Sirius avait été sa famille. Pour un étranger, ça n'aurait pas été très clair, mais Sirius avait été, comme Dumbledore l'avait souligné, un mélange de père et de frère pour lui. Seulement maintenant, avec un peu de distance entre lui-même et cet horrible jour au ministère de la Magie – Ne pense pas à ça, il pouvait réaliser combien il avait perdu. Tout ce qu'il avait gâché, simplement en n'écoutant pas.

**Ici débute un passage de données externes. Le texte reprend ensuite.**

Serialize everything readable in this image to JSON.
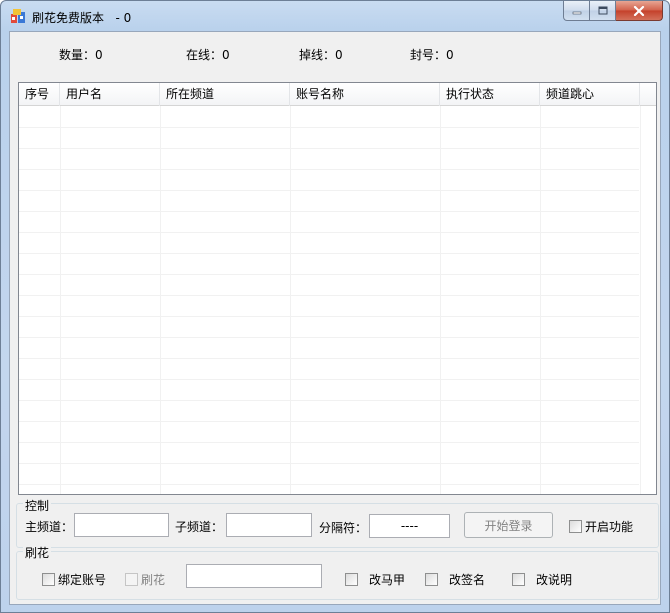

Dumbledore avait dit que tout était sa faute, mais Harry savait que ce n'était pas complètement vrai. Pour toutes les erreurs que le Directeur de Poudlard avait faites, Harry avait fait au moins autant d'erreurs que le directeur de Poudlard) ; si l'un comme l'autre ils n'avaient pas cessé de réfléchir, ou cessé de parler, tout ceci ne serait pas arrivé. S'il n'avait pas eu si peur de faire une erreur et, à la place, avait un tant soit peu osé avoir confiance, tout ne se serait pas passé si horriblement mal. Sirius serait toujours en vie. Harry ne serait pas seul. Tout serait différent, si seulement-
Si seulement.
Mais maintenant il avait cette chance. "Je suis certain que tu sais, comme moi, comment tout pourrait changer." Ce que Dumbledore lui avait donné était une seconde chance, une chance de retourner et de sauver Sirius – et tout ce qu'il avait à faire était de convaincre Sirius de ne pas aller au Ministère, ou même de juste trouver un moyen de se convaincre lui-même que les visions n'étaient pas réelles. Bien sûr, il devait être prudent - même Harry savait que s'il rencontrait son propre passé, les conséquences pourraient être désastreuses – mais c'était faisable. C'était possible. Il pouvait tout arranger.
Et alors il ne serait plus seul. Il ne serait pas enfermé à Privet Drive, malheureux, seul et condamné à vivre avec des gens qui haïssaient toute sa famille et ne le comprendraient jamais. Les Dursleys avaient, en fait, ri quand ils avaient appris que Sirius était mort - Dudley lui avait volé une lettre du Professeur Lupin, offrant à Harry de venir lui parler s'il en avait besoin… à présent l'Oncle Vernon et la tante Petunia pouvaient bien rire des menaces du parrain meurtrier d'Harry. Ils craignaient toujours Maugrey Fol-Œil et les autres, bien sûr… mais ce n'était pas pareil. Rien n'était pareil, et rien ne le serait jamais. A moins que…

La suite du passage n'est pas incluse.